Retry Failed Workflows

workflow = DataPipelineWorkflow.create(params: { date: Date.today })
workflow.execute!

# If it fails, retry with a new workflow run
if workflow.workflow_run.failed?
  retried_workflow = workflow.retry!
  # Creates new WorkflowRun with parent_correlation_id set
end

Forensics Queries

# Find all failed workflows today
Direktor::WorkflowRunEvent.failed_today

# Get retry chain for a workflow
workflow_run.retry_chain  # => [parent_workflow_run, grandparent_workflow_run, ...]
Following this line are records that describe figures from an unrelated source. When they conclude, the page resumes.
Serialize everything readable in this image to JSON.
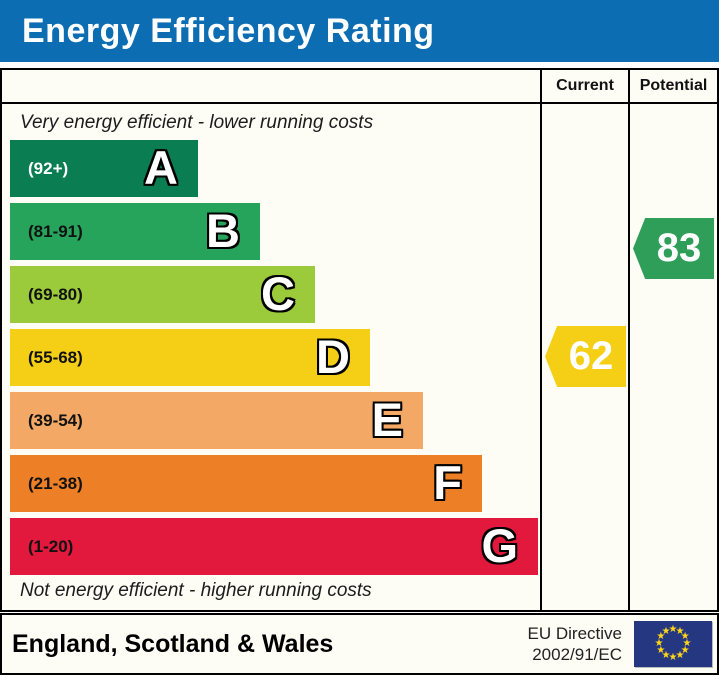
{
  "title": "Energy Efficiency Rating",
  "columns": {
    "current": "Current",
    "potential": "Potential"
  },
  "notes": {
    "top": "Very energy efficient - lower running costs",
    "bottom": "Not energy efficient - higher running costs"
  },
  "chart_data": {
    "type": "bar",
    "title": "Energy Efficiency Rating",
    "bands": [
      {
        "letter": "A",
        "range": "(92+)",
        "min": 92,
        "max": 100,
        "color": "#0a7d52"
      },
      {
        "letter": "B",
        "range": "(81-91)",
        "min": 81,
        "max": 91,
        "color": "#27a45c"
      },
      {
        "letter": "C",
        "range": "(69-80)",
        "min": 69,
        "max": 80,
        "color": "#9bca3b"
      },
      {
        "letter": "D",
        "range": "(55-68)",
        "min": 55,
        "max": 68,
        "color": "#f5cf16"
      },
      {
        "letter": "E",
        "range": "(39-54)",
        "min": 39,
        "max": 54,
        "color": "#f3a865"
      },
      {
        "letter": "F",
        "range": "(21-38)",
        "min": 21,
        "max": 38,
        "color": "#ed8026"
      },
      {
        "letter": "G",
        "range": "(1-20)",
        "min": 1,
        "max": 20,
        "color": "#e2183d"
      }
    ],
    "current": {
      "value": 62,
      "band": "D",
      "color": "#f5cf16"
    },
    "potential": {
      "value": 83,
      "band": "B",
      "color": "#2e9e58"
    }
  },
  "footer": {
    "region": "England, Scotland & Wales",
    "directive_line1": "EU Directive",
    "directive_line2": "2002/91/EC",
    "eu_flag": {
      "blue": "#263781",
      "star_color": "#ffd617",
      "star_count": 12
    }
  },
  "accent_colors": {
    "title_bar_blue": "#0c6db3"
  }
}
# Find tasks that retry frequently
Direktor::TaskRunEvent.frequent_retries(threshold: 3)

# Get failure reasons
Direktor::TaskRunEvent.failure_reasons
# => { "ActiveRecord::RecordNotFound" => 5, "Timeout::Error" => 3 }

# Find slow tasks
Direktor::TaskRunEvent.slow_tasks(duration_threshold_seconds: 300)

# Full event timeline with correlation_id
events = Direktor::WorkflowRunEvent.where(correlation_id: 'abc-123')
         .or(Direktor::TaskRunEvent.where(correlation_id: 'abc-123'))
         .order(:created_at)

Architecture

Event Sourcing

direktor uses event sourcing for comprehensive audit trails:

  • Events - Append-only logs (workflow_run_events, task_run_events)
  • Projections - Current state snapshots (workflow_runs, task_runs)

Every state transition is recorded as an immutable event:

Workflow Events:

  • started - Workflow execution began
  • completed - All tasks completed successfully
  • failed - At least one task failed

Task Events:

  • enqueued - Task job was queued
  • started - Task execution began
  • completed - Task finished successfully
  • failed - Task encountered an error
  • retrying - Task is being retried

Correlation ID

Every workflow execution gets a unique correlation_id (UUID) that:

  • Links all events across workflow and tasks
  • Enables distributed tracing
  • Makes retry lineage queryable via parent_correlation_id

Database Schema

workflow_runs (projection)
├── id, correlation_id, parent_correlation_id
├── workflow_class, status, params, metadata
└── timestamps

task_runs (projection)
├── id, workflow_run_id, correlation_id
├── task_name, status, depends_on, result, error
└── timestamps

workflow_run_events (append-only)
├── id, workflow_run_id, correlation_id
├── event_type, metadata
└── created_at

task_run_events (append-only)
├── id, task_run_id, workflow_run_id, correlation_id
├── event_type, metadata
└── created_at

How It Works

  1. Define - Use DSL to define tasks and dependencies
  2. Validate - DAG validator checks for cycles
  3. Create - WorkflowRun and TaskRun records created
  4. Execute - Executor enqueues ready tasks as ActiveJobs
  5. Monitor - Events recorded at each state transition
  6. Complete - Executor checks for completion after each task

Parallel Execution: Tasks with satisfied dependencies run concurrently via ActiveJob. For example:

task :a
task :b
task :c, depends_on: [:a, :b]

Tasks a and b run in parallel, then c runs after both complete.

Testing

Run tests:

bundle exec rspec

Configuration

direktor uses your existing ActiveJob configuration:

# config/application.rb
config.active_job.queue_adapter = :sidekiq

Contributing

Bug reports and pull requests are welcome on GitHub.

License

The gem is available as open source under the terms of the Apache License 2.0.